SCOAR Goals and Objectives
Open discussion about what SCOAR should be doing, in a broad sense, to enhance
aircraft oceanography. The EOS and OCEANOGRAPHY articles had that sense to
them, in that we were able to communicate to the general community about our
committee and some of its activities and goals. What else should we be shooting
for as a committee? We are entering our third year, and it may be a good time
to review and contemplate who we are and what we are doing.
1. Improve visibility and clarity of info on aircraft facilities: Discussed the web page and making information available on aircraft facilities other than National Facilities.
• Fix links on web page, link to new CIRPAS page.
• Make the catalogue of aircraft a little more user friendly with pictures
and links to correct information pages.
• Update and fix URLs for other aircraft operators.
• Make Aircraft more visible on the UNOLS Homepage, put Twin Otter in
rotating ships file, put link to Aircraft info part of SCOAR page.
• Work with SCOAR and CIRPAS to update website info on CIRPAS and SCOAR
websites.
2. Carry forward with assessing current aircraft capabilities and ocean science community's requirements for aircraft and airborne instrumentation. See earlier discussion.
3. Continue to set up the National Facility procedures and give CIRPAS feedback on improvements to support ocean sciences.
Future Business
Action item list and assignment - SCOAR
1. Community feedback process
• Draft white paper on how aircraft can or should support ocean sciences,
what they can do.
• Draft letter to ocean science community asking for feedback on aircraft
requirements and current use of them.
• Create a feedback questionnaire as a companion to the letter.
• Develop plans for a workshop with aircraft operators and earth (or
just ocean) science users and funding agencies.
2. Update information on CIRPAS and SCOAR web pages, reorganize to make user friendly, higher profile on homepage.
• UNOLS Office put aircraft (Twin Otter) into rotating ships; add other
quick links to aircraft on home and scheduling pages.
• Update presentation of information on other university and agency
aircraft and update links, page with pictures, contact info.

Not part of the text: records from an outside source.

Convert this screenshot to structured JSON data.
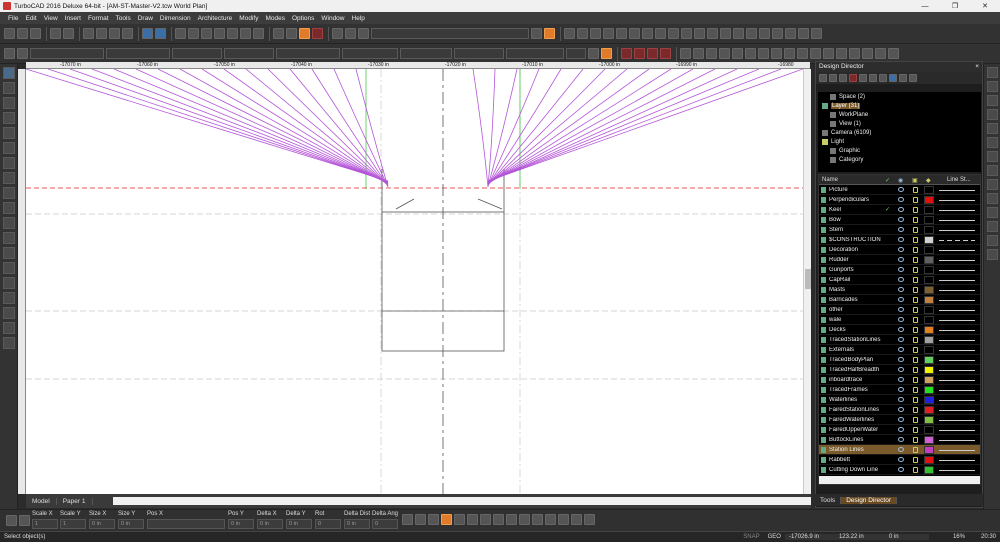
{
  "window": {
    "title": "TurboCAD 2016 Deluxe 64-bit - [AM-ST-Master-V2.tcw World Plan]",
    "min": "—",
    "max": "❐",
    "close": "✕"
  },
  "menu": [
    "File",
    "Edit",
    "View",
    "Insert",
    "Format",
    "Tools",
    "Draw",
    "Dimension",
    "Architecture",
    "Modify",
    "Modes",
    "Options",
    "Window",
    "Help"
  ],
  "ruler": {
    "ticks": [
      "-17070 in",
      "-17060 in",
      "-17050 in",
      "-17040 in",
      "-17030 in",
      "-17020 in",
      "-17010 in",
      "-17000 in",
      "-16990 in",
      "-16980"
    ]
  },
  "sheet_tabs": {
    "model": "Model",
    "paper": "Paper 1"
  },
  "coords": {
    "labels": [
      "Scale X",
      "Scale Y",
      "Size X",
      "Size Y",
      "Pos X",
      "Pos Y",
      "Delta X",
      "Delta Y",
      "Rot",
      "Delta Dist",
      "Delta Ang"
    ],
    "values": [
      "1",
      "1",
      "0 in",
      "0 in",
      "",
      "0 in",
      "0 in",
      "0 in",
      "0",
      "0 in",
      "0"
    ]
  },
  "status": {
    "message": "Select object(s)",
    "snap": "SNAP",
    "geo": "GEO",
    "x": "-17026.9 in",
    "y": "123.22 in",
    "z": "0 in",
    "zoom": "16%",
    "time": "20:30"
  },
  "design_director": {
    "title": "Design Director",
    "close": "×",
    "tree": [
      {
        "label": "Space (2)"
      },
      {
        "label": "Layer (31)",
        "selected": true
      },
      {
        "label": "WorkPlane"
      },
      {
        "label": "View (1)"
      },
      {
        "label": "Camera (6109)"
      },
      {
        "label": "Light"
      },
      {
        "label": "Graphic"
      },
      {
        "label": "Category"
      }
    ],
    "columns": {
      "name": "Name",
      "line_style": "Line St..."
    },
    "layers": [
      {
        "name": "Picture",
        "color": "#000000"
      },
      {
        "name": "Perpendiculars",
        "color": "#e01010"
      },
      {
        "name": "Keel",
        "color": "#000000",
        "active": true
      },
      {
        "name": "Bow",
        "color": "#000000"
      },
      {
        "name": "Stern",
        "color": "#000000"
      },
      {
        "name": "$CONSTRUCTION",
        "color": "#d0d0d0",
        "dashed": true
      },
      {
        "name": "Decoration",
        "color": "#000000"
      },
      {
        "name": "Rudder",
        "color": "#606060"
      },
      {
        "name": "Gunports",
        "color": "#000000"
      },
      {
        "name": "CapRail",
        "color": "#000000"
      },
      {
        "name": "Masts",
        "color": "#806030"
      },
      {
        "name": "Barricades",
        "color": "#c08040"
      },
      {
        "name": "other",
        "color": "#000000"
      },
      {
        "name": "wale",
        "color": "#000000"
      },
      {
        "name": "Decks",
        "color": "#e08020"
      },
      {
        "name": "TracedStationLines",
        "color": "#a0a0a0"
      },
      {
        "name": "Externals",
        "color": "#000000"
      },
      {
        "name": "TracedBodyPlan",
        "color": "#60d060"
      },
      {
        "name": "TracedHalfBreadth",
        "color": "#f0f000"
      },
      {
        "name": "inboardtrace",
        "color": "#d0a060"
      },
      {
        "name": "TracedFrames",
        "color": "#20e020"
      },
      {
        "name": "Waterlines",
        "color": "#2020e0"
      },
      {
        "name": "FairedStationLines",
        "color": "#e02020"
      },
      {
        "name": "FairedWaterlines",
        "color": "#80c040"
      },
      {
        "name": "FairedUpperWater",
        "color": "#000000"
      },
      {
        "name": "ButtockLines",
        "color": "#d060d0"
      },
      {
        "name": "Station Lines",
        "color": "#c040c0",
        "selected": true
      },
      {
        "name": "Rabbett",
        "color": "#e01010"
      },
      {
        "name": "Cutting Down Line",
        "color": "#30c030"
      }
    ],
    "tabs": [
      "Tools",
      "Design Director"
    ]
  }
}
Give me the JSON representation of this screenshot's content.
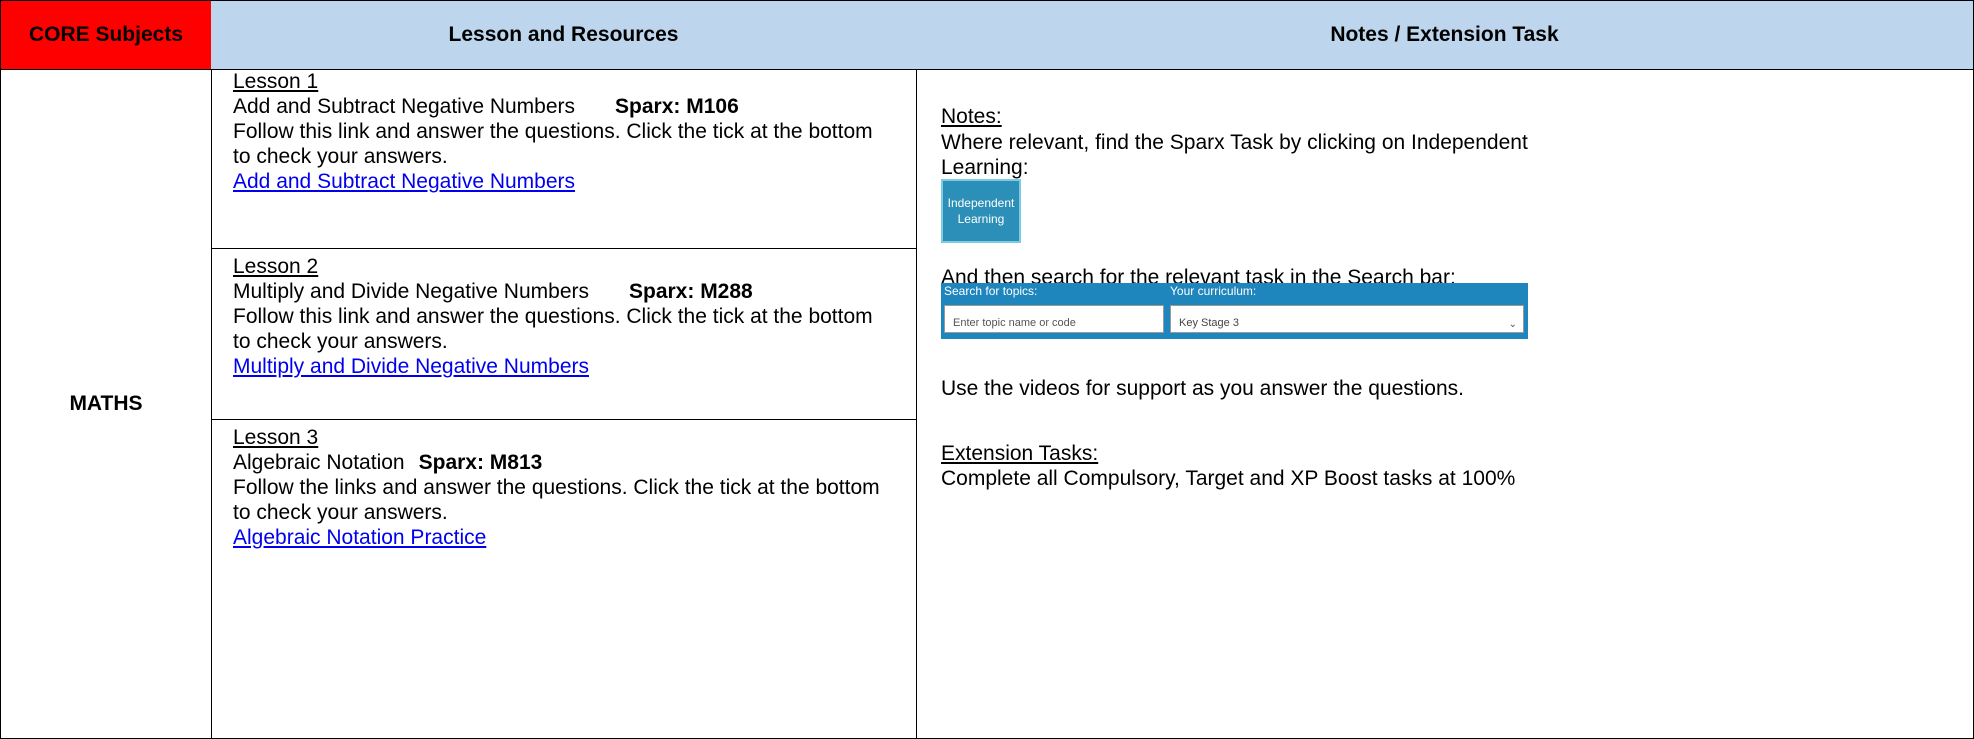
{
  "headers": {
    "core": "CORE Subjects",
    "lesson": "Lesson and Resources",
    "notes": "Notes / Extension Task"
  },
  "subject": "MATHS",
  "lessons": [
    {
      "title": "Lesson 1",
      "name": "Add and Subtract Negative Numbers",
      "code": "Sparx: M106",
      "instruction_line1": "Follow this link and answer the questions. Click the tick at the bottom",
      "instruction_line2": "to check your answers.",
      "link": "Add and Subtract Negative Numbers"
    },
    {
      "title": "Lesson 2",
      "name": "Multiply and Divide Negative Numbers",
      "code": "Sparx: M288",
      "instruction_line1": "Follow this link and answer the questions. Click the tick at the bottom",
      "instruction_line2": "to check your answers.",
      "link": "Multiply and Divide Negative Numbers"
    },
    {
      "title": "Lesson 3",
      "name": "Algebraic Notation",
      "code": "Sparx: M813",
      "instruction_line1": "Follow the links and answer the questions. Click the tick at the bottom",
      "instruction_line2": "to check your answers.",
      "link": "Algebraic Notation Practice"
    }
  ],
  "notes": {
    "heading": "Notes:",
    "line1": "Where relevant, find the Sparx Task by clicking on Independent",
    "line2": "Learning:",
    "button_line1": "Independent",
    "button_line2": "Learning",
    "search_instruction": "And then search for the relevant task in the Search bar:",
    "search_topics_label": "Search for topics:",
    "search_placeholder": "Enter topic name or code",
    "curriculum_label": "Your curriculum:",
    "curriculum_value": "Key Stage 3",
    "videos": "Use the videos for support as you answer the questions.",
    "extension_heading": "Extension Tasks:",
    "extension_text": "Complete all Compulsory, Target and XP Boost tasks at 100%"
  }
}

• Develop a method for keeping CIRPAS schedule and request information
up to date.
• Link to new CIRPAS pages as appropriate.
3. Stay tuned on safety standards from ICAP and continue to formulate UNOLS aircraft safety guidelines. When ICAP safety procedures are finalized, finish a document that articulates the standards to be met by UNOLS aircraft.
Next SCOAR Meeting
Discussed whether or not the next meeting should be a phone/web conference.
This depends on the agenda and length of time needed. A suggestion was made
to meet at a ship operating institution such as Scripps in November and include
a half-day open session for local ocean scientists. Atmospheric scientists
would have a chance to tour a research vessel.